Un pilulier pour soigner la "Gauche pour Sarreguemines" !

Quelques lignes pour évoquer la perspective séduisante de voir s'installer, sur le secteur de Sarreguemines, le site de production de la société allemande 7x4 Pharma, avec à la clé quelques 300 emplois principalement localisés sur l'Europôle 2 d'Hambach.

De quoi s'agit-il ?

Dans un contexte difficile qui conjugue le vieillissement de la population, les effets de la crise et le déficit de la sécurité sociale, il est devenu indispensable de chercher à réaliser des économies sur les dépenses de santé telles qu'elles se pratiquent à ce jour, sans rien céder à l'exigence de qualité de soin que chacun est en droit d'attendre du corps médical de notre pays.

Dès lors, des initiatives voient le jour ici et là, et c'est dans ce mouvement que s'inscrit l'émergence du concept défendu par 7x4 Pharma, qui développe une vision tout à fait intéressante et originale du mode de distribution des médicaments aux usagers atteints de maladies chroniques et sujets à une pharmacothérapie importante.
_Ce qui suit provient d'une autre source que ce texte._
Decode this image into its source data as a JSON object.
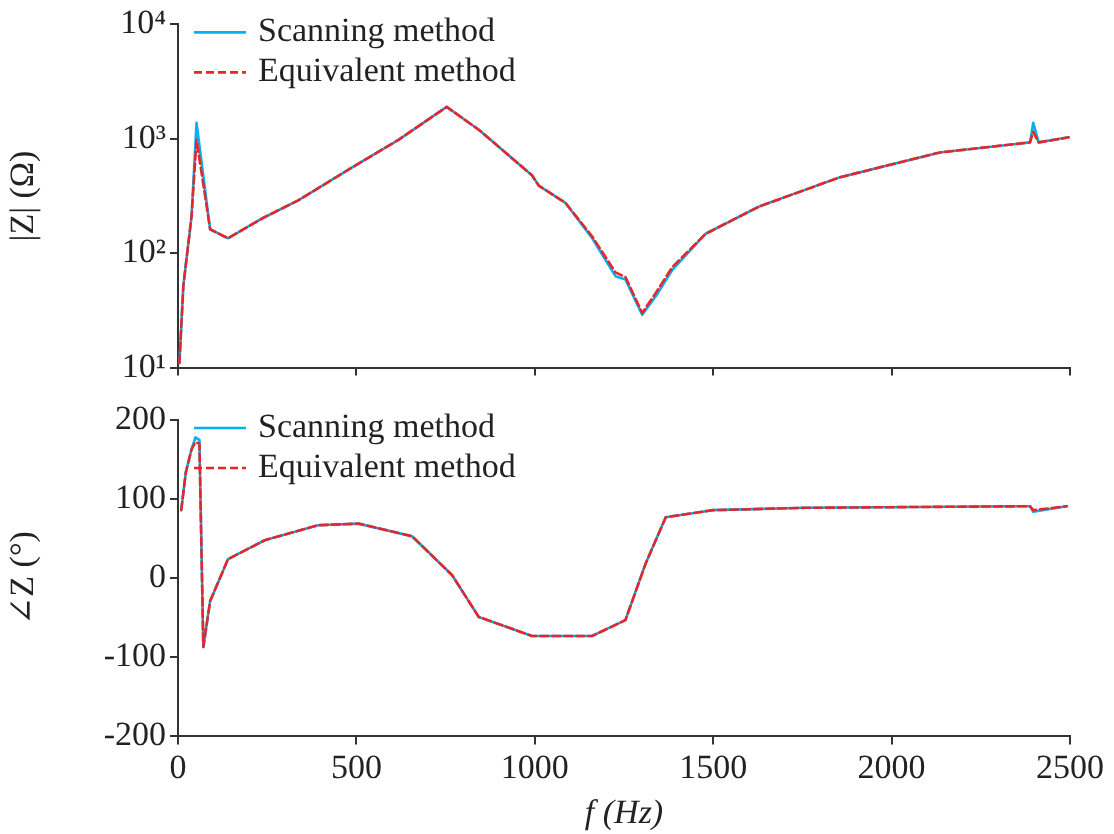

Dans les grandes lignes, l'idée est de permettre au médecin de prescrire à son patient un pilulier individuel, alias "7x4 box", que ce dernier pourra réclamer dans n'importe quelle pharmacie partenaire qui se chargera de passer la commande correspondante. Livrée le jour suivant, la "box" contiendra exactement les quantités requises de chaque produit demandé avec, en sus, des indications personnalisées sur les doses à ingérer et les modalités de prise. Comme on le voit, le patient est donc le grand gagnant des opérations, avec un risque réduit de mauvaise observance des prescriptions et le bénéfice d'équipes de préparateurs hautement qualifiés en charge de son pilulier. Les finances publiques trouvent également avantage à ces dispositions, dans la mesure où ces dernières devraient se traduire concrètement par une diminution sensible du nombre d'admissions précoces en maisons de retraite ou d'hospitalisations inhérentes aux transgressions des traitements, économies qui s'ajoutent à celles réalisées en supprimant l'écart constaté entre quantités facturées et prises effectives, avec à la clé une compression des dépenses estimée à 7 milliards d’euros par an !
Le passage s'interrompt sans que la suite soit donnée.